After the third and final presidential debate got mired in the Mideast (leaving us tempted to believe that US foreign policy was all about the Middle East, with a dash of China, leaving the Monroe Doctrine and with it the Mexico borders consigned to the Wild Wild past), we were forced to accept that the Middle East still mattered for the superpower’s all-American election.
As a report by the Carnegie Foundation put it, “rivalries have long crisscrossed the Middle East …over ambitions, ideology, religion, oil and wealth”.
This particular rivalry – where incumbent Democrat Obama took on challenger Republican Romney- was no exception. The two slung it out on the hotly contested matter of what to do about the problem called the Middle East. It seemed that the twain shared only sacred task: saving Israel from Iran. Both were on the same page that the US should defend Israel if Iran attacked the US’s long time friend in the rapidly evolving region.
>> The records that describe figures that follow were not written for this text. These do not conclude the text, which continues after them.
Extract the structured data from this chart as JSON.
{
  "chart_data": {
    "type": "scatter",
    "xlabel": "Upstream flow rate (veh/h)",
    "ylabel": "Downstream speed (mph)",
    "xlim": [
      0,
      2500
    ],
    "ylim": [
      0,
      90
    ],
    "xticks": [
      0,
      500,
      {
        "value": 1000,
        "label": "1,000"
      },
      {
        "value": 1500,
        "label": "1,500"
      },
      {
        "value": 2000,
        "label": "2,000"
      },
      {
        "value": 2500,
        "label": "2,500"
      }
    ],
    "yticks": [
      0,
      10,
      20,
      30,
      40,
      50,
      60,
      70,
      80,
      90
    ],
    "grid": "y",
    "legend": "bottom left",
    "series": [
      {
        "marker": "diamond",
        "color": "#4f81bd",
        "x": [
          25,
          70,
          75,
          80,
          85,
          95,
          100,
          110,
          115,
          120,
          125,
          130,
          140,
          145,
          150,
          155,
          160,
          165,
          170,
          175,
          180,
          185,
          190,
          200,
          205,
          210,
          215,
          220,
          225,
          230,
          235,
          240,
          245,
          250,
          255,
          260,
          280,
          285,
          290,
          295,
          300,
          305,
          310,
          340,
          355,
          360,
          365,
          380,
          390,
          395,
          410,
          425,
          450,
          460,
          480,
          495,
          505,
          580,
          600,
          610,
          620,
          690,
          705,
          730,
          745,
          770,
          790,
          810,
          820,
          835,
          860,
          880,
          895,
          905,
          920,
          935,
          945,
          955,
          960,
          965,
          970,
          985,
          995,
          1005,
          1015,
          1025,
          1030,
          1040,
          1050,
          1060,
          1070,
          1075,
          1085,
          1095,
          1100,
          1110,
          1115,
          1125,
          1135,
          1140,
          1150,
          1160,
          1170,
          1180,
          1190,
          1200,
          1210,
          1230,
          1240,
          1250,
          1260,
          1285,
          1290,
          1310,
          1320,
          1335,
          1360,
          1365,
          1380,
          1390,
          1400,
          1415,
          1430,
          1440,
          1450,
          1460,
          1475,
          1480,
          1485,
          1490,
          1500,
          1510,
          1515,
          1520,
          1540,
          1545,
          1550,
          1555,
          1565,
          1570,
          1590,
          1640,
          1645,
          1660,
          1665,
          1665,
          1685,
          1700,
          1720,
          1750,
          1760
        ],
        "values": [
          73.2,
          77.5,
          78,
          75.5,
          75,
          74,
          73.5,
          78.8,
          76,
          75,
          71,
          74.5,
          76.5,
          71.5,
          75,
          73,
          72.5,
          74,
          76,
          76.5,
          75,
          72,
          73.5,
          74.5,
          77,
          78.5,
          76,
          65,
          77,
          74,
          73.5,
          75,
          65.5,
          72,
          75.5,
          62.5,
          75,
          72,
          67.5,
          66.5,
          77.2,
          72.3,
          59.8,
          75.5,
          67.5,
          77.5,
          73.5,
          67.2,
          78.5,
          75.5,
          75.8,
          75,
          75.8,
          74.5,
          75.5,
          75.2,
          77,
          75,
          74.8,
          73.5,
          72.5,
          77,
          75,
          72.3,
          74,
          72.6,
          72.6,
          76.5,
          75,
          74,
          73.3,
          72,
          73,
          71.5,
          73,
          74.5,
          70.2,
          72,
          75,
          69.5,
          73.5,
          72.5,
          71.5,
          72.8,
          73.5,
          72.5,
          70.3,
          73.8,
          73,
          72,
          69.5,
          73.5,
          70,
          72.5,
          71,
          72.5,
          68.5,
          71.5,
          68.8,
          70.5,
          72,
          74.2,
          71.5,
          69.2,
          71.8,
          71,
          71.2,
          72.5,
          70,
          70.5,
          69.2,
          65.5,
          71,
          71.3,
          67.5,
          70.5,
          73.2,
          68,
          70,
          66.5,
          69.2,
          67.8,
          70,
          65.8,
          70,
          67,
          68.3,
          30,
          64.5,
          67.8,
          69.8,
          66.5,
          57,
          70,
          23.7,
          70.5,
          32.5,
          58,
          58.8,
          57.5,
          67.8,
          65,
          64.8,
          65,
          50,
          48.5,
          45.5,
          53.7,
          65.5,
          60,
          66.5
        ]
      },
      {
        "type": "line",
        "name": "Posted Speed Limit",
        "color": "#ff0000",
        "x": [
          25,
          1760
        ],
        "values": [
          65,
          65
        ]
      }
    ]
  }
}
Nevertheless, and despite all the sabre-rattling that went on ahead of the elections between the two fore-runners, perhaps it will be on the domestic score-sheet where accounts are settled. Rebuilding the weak US economy or handling Hurricane Sandy must surely come ahead of tackling the intransigent issues of peace in Palestine. Who is a Romney or even a tried and tested Obama, to heal a splintered region more entrenched than ever by Sunni-Shia feuds?
Weather might be the fall-back topic of conversation for Brits throughout the ages, but the British small-talk staple it seems, specifically the inclement and stormy kind, could be the litmus test for the US Presidency. With coverage of the upcoming elections being dominated by the ferocious winds of Sandy, here’s a reminder of what the two big guns had to say on the ever so important question of the world's petrol pump as they thrashed it out back when they could still afford to talk bigger than the weather. Geography, doctrines, war-budgets and the Arab Spring vote - it's all here for Arab-American voters to take note. And yet, what they do or don't do with the Middle East or the rest of the world for that matter (whether they outsource their foreign policy to Israel, or the new kids on the block, the Arab Springers, or even reinvent Reagan's Star Wars) becomes a moot point.
What do you think? How much does the Middle East matter for the US election at this point? What of US security concerns as the US continues to damage control Bush's US foreign policy, not forgetting the recent Libya embassy attacks?